IIRC, most of the time fees were passed on to employees as an automatic annual/semiannual/quarterly charge of X% which functioned similarly to mutual fund expenses. Sadly, I don’t think most employees knew that they were being charged, or how much.
By Mark Wolfinger, June 29, 2009 @ 3:23 pm
Don’t be confused (I cannot believe that was not sarcasm).
The mutual fund industry has been cheating investors for so many years that it’s second nature to continue the lies.
Too bad the magazine is in cahoots with it’s major advertisers, but what else can one expect?
By ryan, June 30, 2009 @ 9:57 am
I agree about not cashing it out, and also if you would have to deal with a former company’s HR dept., I would rather just roll it into an IRA.
But my wife and I are both ex-government employees with money in TSP accounts, in they’re “Lifecyle” (target date) funds.
We’ve left them there, and have no plans to change. If I did, it would just go into Vanguard Target funds, and I think the TSP management expense is even lower than Vanguard.
By Steve, June 30, 2009 @ 3:36 pm
I’ve worked at several jobs, and at my current one they have access to the closed Fidelity Contrafund (FCNTX.) It’s actually my core holding in this 401k account.
To make things more interesting, my company was acquired and we were given a year before requiring to transfer our funds to the new plan which does _not_ have FCNTX as an option… thankfully they do have several excellent Vanguard funds to choose from
By Frank Curmudgeon, June 30, 2009 @ 10:19 pm
fern: I can confirm that “disconfirm” really is a word. I looked it up. You get a point.
OI: I’m stunned the fees are that high on average. Well, surprised anyway. Got a link to the study?
Mark Wolfinger: Other advertisers run IRAs too, so I’m not sure that Smart Money is doing anybody’s bidding.
Steve: Sounds like you’ve got (or used to have) one of the bona fide legitimate reasons to stay in a 401k with Contrafund access. I think they opened up to new investors recently, though.

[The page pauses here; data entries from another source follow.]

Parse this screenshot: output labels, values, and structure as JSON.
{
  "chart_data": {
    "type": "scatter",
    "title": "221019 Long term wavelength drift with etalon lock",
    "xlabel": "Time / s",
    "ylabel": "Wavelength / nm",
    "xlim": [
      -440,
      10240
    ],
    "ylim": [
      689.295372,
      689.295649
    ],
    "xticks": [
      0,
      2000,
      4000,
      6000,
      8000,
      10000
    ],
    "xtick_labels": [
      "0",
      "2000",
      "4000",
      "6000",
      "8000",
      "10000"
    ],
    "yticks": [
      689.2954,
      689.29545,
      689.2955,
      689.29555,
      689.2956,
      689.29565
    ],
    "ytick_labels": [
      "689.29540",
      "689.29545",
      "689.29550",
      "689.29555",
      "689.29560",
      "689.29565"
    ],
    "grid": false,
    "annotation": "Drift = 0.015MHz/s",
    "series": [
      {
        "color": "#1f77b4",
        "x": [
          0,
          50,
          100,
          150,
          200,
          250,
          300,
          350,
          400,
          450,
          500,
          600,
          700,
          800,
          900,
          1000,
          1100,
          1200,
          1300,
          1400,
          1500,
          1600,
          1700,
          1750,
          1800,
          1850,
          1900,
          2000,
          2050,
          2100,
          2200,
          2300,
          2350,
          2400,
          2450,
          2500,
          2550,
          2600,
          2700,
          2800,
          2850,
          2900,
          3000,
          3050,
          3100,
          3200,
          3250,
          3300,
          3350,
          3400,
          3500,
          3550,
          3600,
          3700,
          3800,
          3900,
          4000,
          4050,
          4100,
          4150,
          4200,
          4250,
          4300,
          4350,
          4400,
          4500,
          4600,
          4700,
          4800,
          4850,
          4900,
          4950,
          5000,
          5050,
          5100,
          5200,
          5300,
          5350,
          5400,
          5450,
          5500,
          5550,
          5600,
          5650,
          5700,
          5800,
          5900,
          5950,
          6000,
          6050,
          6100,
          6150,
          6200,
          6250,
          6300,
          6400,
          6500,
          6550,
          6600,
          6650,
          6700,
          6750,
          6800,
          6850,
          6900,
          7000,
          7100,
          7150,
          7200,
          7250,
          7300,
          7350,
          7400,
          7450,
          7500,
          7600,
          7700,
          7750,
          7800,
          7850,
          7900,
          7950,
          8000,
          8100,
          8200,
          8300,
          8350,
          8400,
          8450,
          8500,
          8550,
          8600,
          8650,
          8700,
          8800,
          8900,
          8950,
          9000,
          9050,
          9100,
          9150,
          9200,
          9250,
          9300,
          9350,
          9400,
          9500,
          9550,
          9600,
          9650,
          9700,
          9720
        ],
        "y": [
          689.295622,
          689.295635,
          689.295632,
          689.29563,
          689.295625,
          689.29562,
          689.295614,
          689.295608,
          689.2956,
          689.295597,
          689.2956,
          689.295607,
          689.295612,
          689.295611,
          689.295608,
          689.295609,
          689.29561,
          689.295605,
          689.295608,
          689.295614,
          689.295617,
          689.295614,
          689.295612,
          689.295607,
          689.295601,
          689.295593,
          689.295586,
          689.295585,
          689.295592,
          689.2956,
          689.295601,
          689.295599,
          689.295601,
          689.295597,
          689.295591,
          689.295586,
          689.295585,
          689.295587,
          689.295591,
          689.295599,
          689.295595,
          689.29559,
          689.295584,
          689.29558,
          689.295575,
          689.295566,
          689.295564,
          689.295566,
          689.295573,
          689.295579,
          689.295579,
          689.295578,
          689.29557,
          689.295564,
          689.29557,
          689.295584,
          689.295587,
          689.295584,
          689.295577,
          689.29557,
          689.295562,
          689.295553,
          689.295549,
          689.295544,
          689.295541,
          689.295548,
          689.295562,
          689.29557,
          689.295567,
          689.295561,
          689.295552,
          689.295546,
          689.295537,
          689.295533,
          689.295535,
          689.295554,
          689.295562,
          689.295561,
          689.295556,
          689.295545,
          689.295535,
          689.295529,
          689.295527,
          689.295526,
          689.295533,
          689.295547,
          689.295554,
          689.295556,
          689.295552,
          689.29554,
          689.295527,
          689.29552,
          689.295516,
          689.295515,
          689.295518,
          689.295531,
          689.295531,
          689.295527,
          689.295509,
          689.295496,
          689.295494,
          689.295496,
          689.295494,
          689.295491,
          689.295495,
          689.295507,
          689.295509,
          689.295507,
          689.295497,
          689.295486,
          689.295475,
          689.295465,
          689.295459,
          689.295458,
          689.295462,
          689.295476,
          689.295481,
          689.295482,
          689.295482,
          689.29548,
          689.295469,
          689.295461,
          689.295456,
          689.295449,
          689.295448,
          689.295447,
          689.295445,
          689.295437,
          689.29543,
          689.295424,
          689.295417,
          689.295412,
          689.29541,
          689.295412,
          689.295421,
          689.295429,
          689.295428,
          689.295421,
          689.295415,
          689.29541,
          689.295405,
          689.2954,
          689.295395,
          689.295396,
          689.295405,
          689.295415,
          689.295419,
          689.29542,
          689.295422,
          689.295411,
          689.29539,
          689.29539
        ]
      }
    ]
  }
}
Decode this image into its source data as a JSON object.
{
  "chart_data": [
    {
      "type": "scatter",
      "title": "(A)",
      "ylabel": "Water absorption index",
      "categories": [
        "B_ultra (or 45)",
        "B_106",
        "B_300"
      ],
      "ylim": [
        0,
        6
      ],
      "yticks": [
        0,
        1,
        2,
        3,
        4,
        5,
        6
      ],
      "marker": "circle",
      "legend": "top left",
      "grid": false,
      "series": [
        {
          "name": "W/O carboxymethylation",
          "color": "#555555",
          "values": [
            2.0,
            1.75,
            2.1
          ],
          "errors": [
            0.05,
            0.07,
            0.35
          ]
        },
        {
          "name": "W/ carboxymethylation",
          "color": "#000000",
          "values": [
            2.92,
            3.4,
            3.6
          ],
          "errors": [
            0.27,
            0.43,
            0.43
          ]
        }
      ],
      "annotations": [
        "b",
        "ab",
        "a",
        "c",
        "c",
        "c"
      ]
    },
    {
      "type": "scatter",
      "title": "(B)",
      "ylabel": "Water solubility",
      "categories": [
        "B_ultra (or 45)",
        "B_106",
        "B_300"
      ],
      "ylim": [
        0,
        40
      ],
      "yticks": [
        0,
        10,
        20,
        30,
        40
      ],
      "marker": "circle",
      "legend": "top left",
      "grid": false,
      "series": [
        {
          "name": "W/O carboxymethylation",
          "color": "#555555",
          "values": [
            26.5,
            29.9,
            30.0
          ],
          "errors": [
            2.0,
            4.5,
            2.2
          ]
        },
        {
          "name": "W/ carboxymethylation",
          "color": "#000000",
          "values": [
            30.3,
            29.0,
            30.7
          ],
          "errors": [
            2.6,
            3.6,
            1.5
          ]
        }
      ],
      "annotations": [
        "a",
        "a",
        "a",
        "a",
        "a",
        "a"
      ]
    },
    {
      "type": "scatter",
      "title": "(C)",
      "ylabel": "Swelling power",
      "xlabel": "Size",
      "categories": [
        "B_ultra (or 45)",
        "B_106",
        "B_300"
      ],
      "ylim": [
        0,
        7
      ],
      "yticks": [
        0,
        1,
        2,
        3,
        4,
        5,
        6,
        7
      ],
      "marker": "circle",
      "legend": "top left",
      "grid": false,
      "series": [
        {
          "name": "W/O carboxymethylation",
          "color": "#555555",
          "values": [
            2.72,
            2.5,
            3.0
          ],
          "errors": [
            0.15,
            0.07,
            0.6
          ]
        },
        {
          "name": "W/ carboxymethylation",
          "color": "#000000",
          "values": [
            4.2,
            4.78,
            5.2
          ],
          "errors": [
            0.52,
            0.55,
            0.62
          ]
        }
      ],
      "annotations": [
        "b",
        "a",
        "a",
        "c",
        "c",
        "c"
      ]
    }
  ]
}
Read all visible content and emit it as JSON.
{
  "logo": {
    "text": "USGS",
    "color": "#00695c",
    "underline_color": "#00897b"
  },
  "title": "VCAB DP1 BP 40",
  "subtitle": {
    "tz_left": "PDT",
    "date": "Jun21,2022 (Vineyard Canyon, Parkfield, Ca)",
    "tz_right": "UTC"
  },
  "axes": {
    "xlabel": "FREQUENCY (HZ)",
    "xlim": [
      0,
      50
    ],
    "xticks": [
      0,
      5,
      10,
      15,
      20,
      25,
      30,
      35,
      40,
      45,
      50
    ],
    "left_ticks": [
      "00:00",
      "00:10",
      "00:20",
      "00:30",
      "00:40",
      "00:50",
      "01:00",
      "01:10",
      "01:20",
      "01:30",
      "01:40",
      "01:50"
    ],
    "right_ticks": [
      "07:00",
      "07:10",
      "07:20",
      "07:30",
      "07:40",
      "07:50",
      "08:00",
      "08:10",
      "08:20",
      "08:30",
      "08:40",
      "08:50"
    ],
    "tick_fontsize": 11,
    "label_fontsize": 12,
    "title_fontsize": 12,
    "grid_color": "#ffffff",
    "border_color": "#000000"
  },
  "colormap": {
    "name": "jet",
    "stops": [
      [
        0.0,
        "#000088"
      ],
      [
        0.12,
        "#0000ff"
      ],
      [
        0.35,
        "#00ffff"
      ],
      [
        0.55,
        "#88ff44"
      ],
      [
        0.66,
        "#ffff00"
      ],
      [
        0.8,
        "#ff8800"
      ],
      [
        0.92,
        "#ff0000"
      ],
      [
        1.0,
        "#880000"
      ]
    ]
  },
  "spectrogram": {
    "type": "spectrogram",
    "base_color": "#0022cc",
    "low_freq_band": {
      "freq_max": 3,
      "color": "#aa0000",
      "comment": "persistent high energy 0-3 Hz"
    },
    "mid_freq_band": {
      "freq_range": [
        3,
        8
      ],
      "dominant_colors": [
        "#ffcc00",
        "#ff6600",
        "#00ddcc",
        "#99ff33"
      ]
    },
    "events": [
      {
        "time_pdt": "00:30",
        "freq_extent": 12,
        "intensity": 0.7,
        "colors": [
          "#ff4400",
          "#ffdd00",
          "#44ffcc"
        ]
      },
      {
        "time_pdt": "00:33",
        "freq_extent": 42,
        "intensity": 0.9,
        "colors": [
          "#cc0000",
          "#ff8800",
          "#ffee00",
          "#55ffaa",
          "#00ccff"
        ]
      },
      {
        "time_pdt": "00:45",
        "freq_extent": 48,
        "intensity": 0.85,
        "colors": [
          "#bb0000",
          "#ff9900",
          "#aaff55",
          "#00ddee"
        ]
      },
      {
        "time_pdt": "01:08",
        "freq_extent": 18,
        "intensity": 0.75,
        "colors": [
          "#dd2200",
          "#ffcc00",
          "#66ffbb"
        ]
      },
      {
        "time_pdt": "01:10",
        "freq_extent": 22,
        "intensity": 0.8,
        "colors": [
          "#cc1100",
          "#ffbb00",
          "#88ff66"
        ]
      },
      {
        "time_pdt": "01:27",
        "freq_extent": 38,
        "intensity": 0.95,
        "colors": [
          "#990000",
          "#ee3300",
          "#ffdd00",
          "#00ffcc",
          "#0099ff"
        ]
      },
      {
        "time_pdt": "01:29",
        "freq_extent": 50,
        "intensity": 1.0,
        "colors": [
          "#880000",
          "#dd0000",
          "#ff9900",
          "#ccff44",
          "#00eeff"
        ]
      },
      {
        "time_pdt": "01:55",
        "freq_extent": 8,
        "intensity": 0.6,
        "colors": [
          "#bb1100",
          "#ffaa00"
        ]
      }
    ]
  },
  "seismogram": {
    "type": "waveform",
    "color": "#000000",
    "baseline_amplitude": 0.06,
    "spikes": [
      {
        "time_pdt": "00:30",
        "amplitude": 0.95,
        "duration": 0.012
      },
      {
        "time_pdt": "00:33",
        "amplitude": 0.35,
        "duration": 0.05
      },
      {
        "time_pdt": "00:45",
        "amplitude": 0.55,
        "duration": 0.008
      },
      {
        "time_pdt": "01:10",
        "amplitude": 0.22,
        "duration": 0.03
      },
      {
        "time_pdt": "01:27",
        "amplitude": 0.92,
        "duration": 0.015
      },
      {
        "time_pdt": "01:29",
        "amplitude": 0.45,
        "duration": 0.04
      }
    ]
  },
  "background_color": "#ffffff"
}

By PJSacchetta, June 30, 2009 @ 11:26 pm
The focus here looks likes it’s on fees and expenses. There’s no doubt that lowers fees and expenses can be had outside of the 401-K. The one reason why someone would NOT roll over a 401-K, profit sharing plan, or any other qualified plan into an IRA is that they would lose ERISA protection.
IRAs are not considered qualified plans and therefore are not protected from creditors to the same extent as qualified plans. Do some research as to why O.J. kept receiving his NFL pension even after a $30+ million judgment. It wasn’t an IRA!
By Dasha, July 1, 2009 @ 6:31 am
Thank you for addressing this! When I read that piece in Smart Money I was so confused… I couldn’t tell if I was missing something or if THEY were on crack.